To the best of our knowledge, this is the first study to assess the diagnostic accuracy of colposcopy in identifying HSIL+ among Chinese patients in Shenzhen, China. Populations in Chinese cities may be considered by some to be homogeneous but this is not the case and we also must look to understand potential differences between nationalities and ethnicities. Therefore, even though this study included only Chinese women it is necessary to develop our understanding of this population to make more reliable comparisons. This study was however retrospective with limited data availability which constrained our analysis. We tried to investigate the influence of colposcopists skills and experience although this was not included because we were unable to extract sufficient data to create subgroups. Of course, the relatively small sample sizes attributed to subgroups probably also affected our analysis of HPV subtypes, for example. The last major concern was that biopsy specimens were taken only from suspicious lesions without comparable control specimens.

Conclusion

The overall diagnostic accuracy of colposcopy and the consistency between colposcopy and histopathology in our study were comparable to previous studies, but there is room for improvement.
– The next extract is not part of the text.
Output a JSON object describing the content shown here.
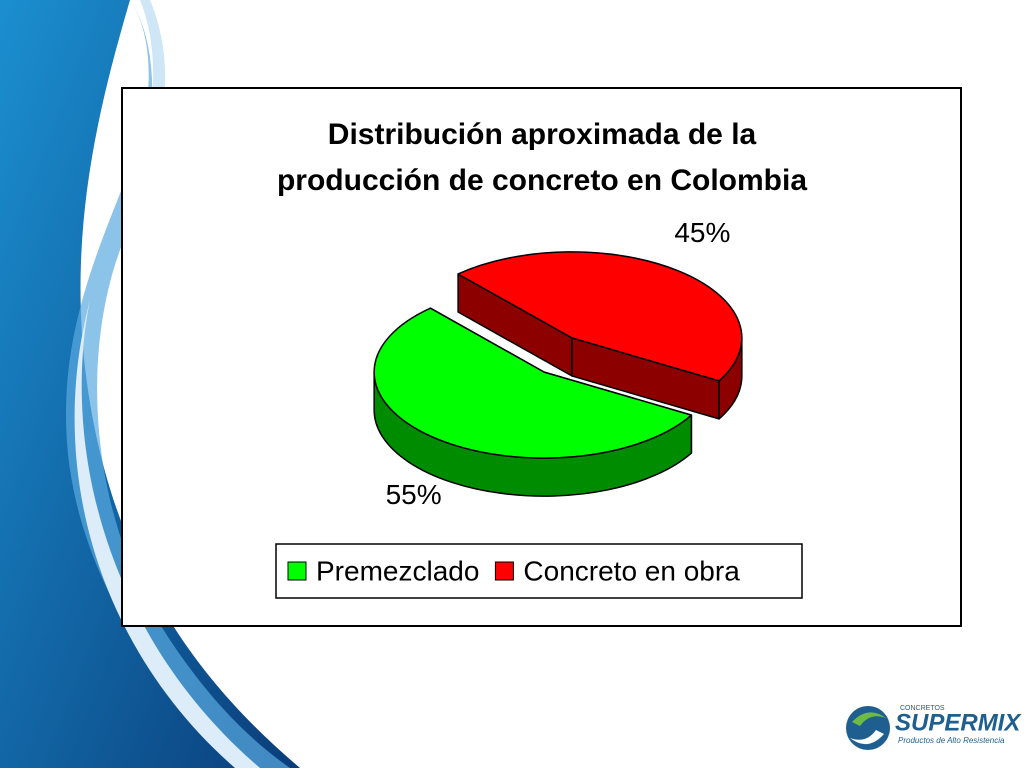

The number of biopsies, cytology and transformation zone type appear to be predictors of misdiagnosis and therefore should be considered more carefully during clinical consultations and by way of further research. Future colposcopy-based studies using a reasonable scoring system and standard diagnostic criteria are still urgently needed to assess colposcopists’ and colposcopic performance more objectively.